I don't know how much money most of my friends earn, what their bank accounts look like or how they choose to manage their household spending.
Discussing finances, even among friends, often remains taboo. Unless it's specifically brought up by someone as a topic of curiosity, it's not something you would regularly discuss with a mate during a coffee catchup.
But that's why financial abuse can remain a hidden pattern of coercive control; often beginning in small and subtle ways, and can worsen over time. It also commonly happens alongside other forms of violence.
Financial abuse is a form of domestic and family violence, and one of the most powerful ways to keep someone trapped in a violent relationship.
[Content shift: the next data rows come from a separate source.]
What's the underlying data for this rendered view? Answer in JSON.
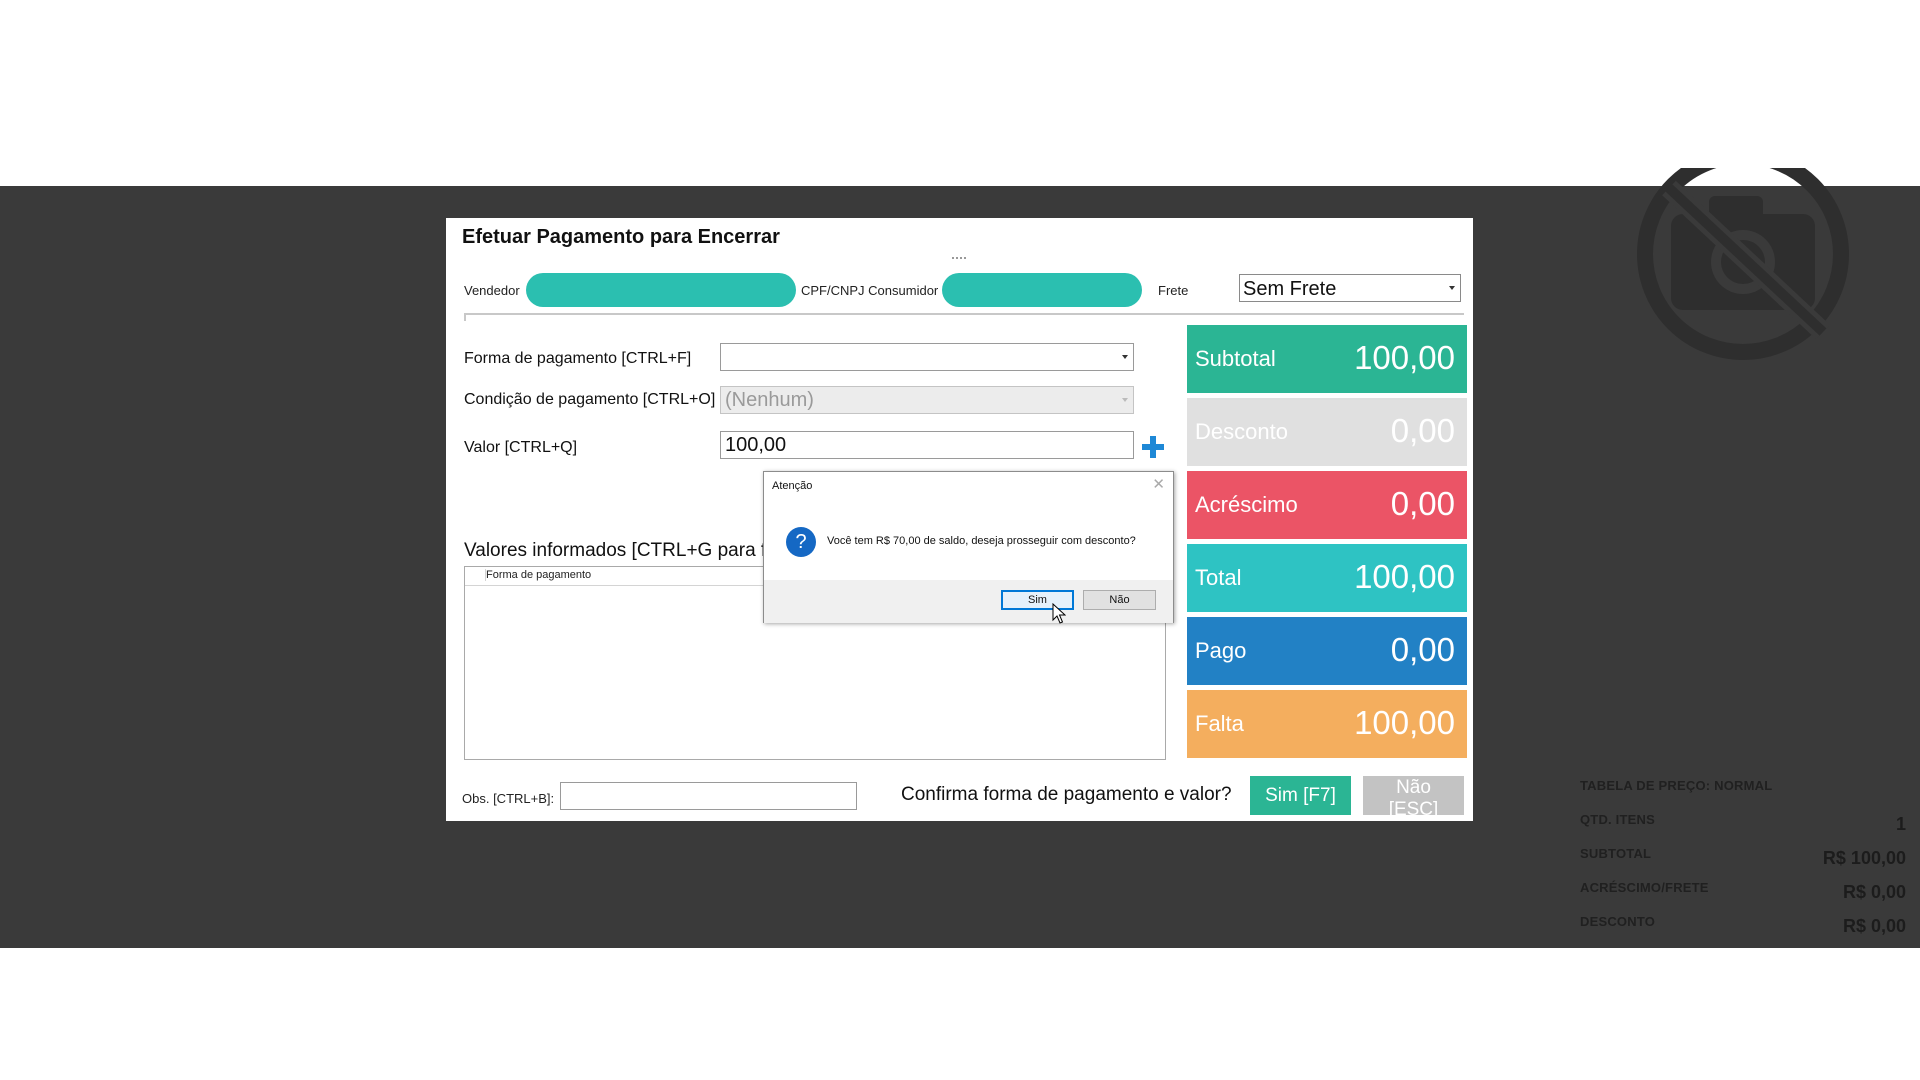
{
  "payment_dialog": {
    "title": "Efetuar Pagamento para Encerrar",
    "vendedor_label": "Vendedor",
    "cpf_label": "CPF/CNPJ Consumidor",
    "frete_label": "Frete",
    "frete_value": "Sem Frete",
    "forma_label": "Forma de pagamento [CTRL+F]",
    "forma_value": "",
    "condicao_label": "Condição de pagamento [CTRL+O]",
    "condicao_value": "(Nenhum)",
    "valor_label": "Valor [CTRL+Q]",
    "valor_value": "100,00",
    "valores_title": "Valores informados [CTRL+G para focar]",
    "table_header": "Forma de pagamento",
    "obs_label": "Obs. [CTRL+B]:",
    "obs_value": "",
    "confirm_text": "Confirma forma de pagamento e valor?",
    "sim_button": "Sim [F7]",
    "nao_button": "Não [ESC]"
  },
  "totals": [
    {
      "label": "Subtotal",
      "value": "100,00",
      "color": "#2bb594"
    },
    {
      "label": "Desconto",
      "value": "0,00",
      "color": "#e0e0e0"
    },
    {
      "label": "Acréscimo",
      "value": "0,00",
      "color": "#eb5466"
    },
    {
      "label": "Total",
      "value": "100,00",
      "color": "#2ec3c3"
    },
    {
      "label": "Pago",
      "value": "0,00",
      "color": "#2281c5"
    },
    {
      "label": "Falta",
      "value": "100,00",
      "color": "#f4ae5e"
    }
  ],
  "message_box": {
    "title": "Atenção",
    "text": "Você tem R$ 70,00 de saldo, deseja prosseguir com desconto?",
    "icon": "question-icon",
    "yes": "Sim",
    "no": "Não"
  },
  "summary": {
    "tabela": "TABELA DE PREÇO: NORMAL",
    "qtd_label": "QTD. ITENS",
    "qtd_value": "1",
    "subtotal_label": "SUBTOTAL",
    "subtotal_value": "R$ 100,00",
    "acrescimo_label": "ACRÉSCIMO/FRETE",
    "acrescimo_value": "R$ 0,00",
    "desconto_label": "DESCONTO",
    "desconto_value": "R$ 0,00"
  },
  "background_icon": "no-camera-icon"
}
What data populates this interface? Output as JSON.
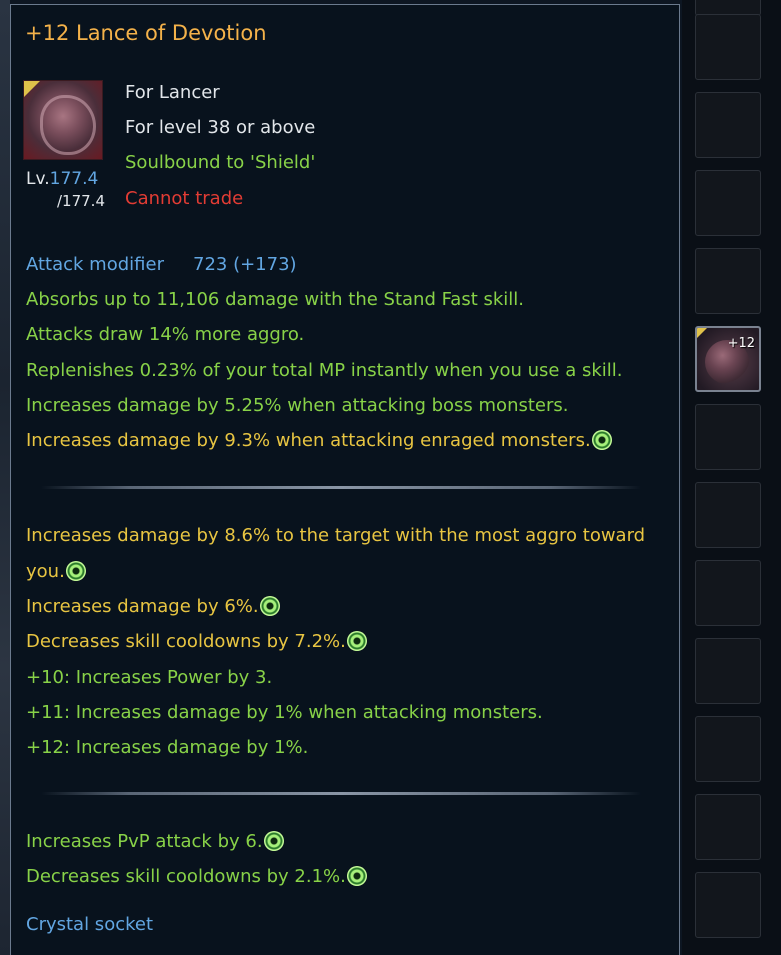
{
  "tooltip": {
    "title": "+12 Lance of Devotion",
    "class_line": "For Lancer",
    "level_line": "For level 38 or above",
    "soulbound": "Soulbound to 'Shield'",
    "trade": "Cannot trade",
    "item_level_prefix": "Lv.",
    "item_level": "177.4",
    "item_level_max": "/177.4",
    "attack_label": "Attack modifier",
    "attack_value": "723 (+173)",
    "stats": [
      "Absorbs up to 11,106 damage with the Stand Fast skill.",
      "Attacks draw 14% more aggro.",
      "Replenishes 0.23% of your total MP instantly when you use a skill.",
      "Increases damage by 5.25% when attacking boss monsters.",
      "Increases damage by 9.3% when attacking enraged monsters."
    ],
    "rolls": [
      "Increases damage by 8.6% to the target with the most aggro toward",
      "you.",
      "Increases damage by 6%.",
      "Decreases skill cooldowns by 7.2%."
    ],
    "enchants": [
      "+10: Increases Power by 3.",
      "+11: Increases damage by 1% when attacking monsters.",
      "+12: Increases damage by 1%."
    ],
    "pvp_rolls": [
      "Increases PvP attack by 6.",
      "Decreases skill cooldowns by 2.1%."
    ],
    "sockets": [
      "Crystal socket"
    ],
    "icon": "lance-item-icon",
    "reroll_icon": "green-swirl-icon"
  },
  "inventory": {
    "slot_enchant": "+12"
  },
  "colors": {
    "green": "#88d248",
    "yellow": "#e8c542",
    "blue": "#62a6e2",
    "red": "#e23c34",
    "orange": "#f4b24a"
  }
}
It can happen to anyone — according to the 2023 YouGov survey commissioned by CommBank, it happens to almost one in four people in Australia, which means it's likely that someone in your life is experiencing it right now.
To help shine a light on this hidden epidemic, it's important to normalise talking about it, because knowing the signs of financial abuse can make a huge difference in someone's life.
Here are some dos and don'ts to keep in mind, if you're concerned that a loved one is experiencing financial abuse.
Don't ignore the warning signs.
If you suspect your friend might be in an abusive relationship, and you think financial coercion or control is playing a part, there are some clear warning signs to look out for.
If they suddenly give up their job or their source of income and you know them to be someone who enjoys working, or has never shared any desire to stop earning; that may be a red flag.
If someone is restricting them to a small budget every week for basic necessities like groceries, petrol and transport, or your friend is expressing money concerns because they don’t have access to their personal or joint bank accounts, this could also be a sign that someone is controlling their finances.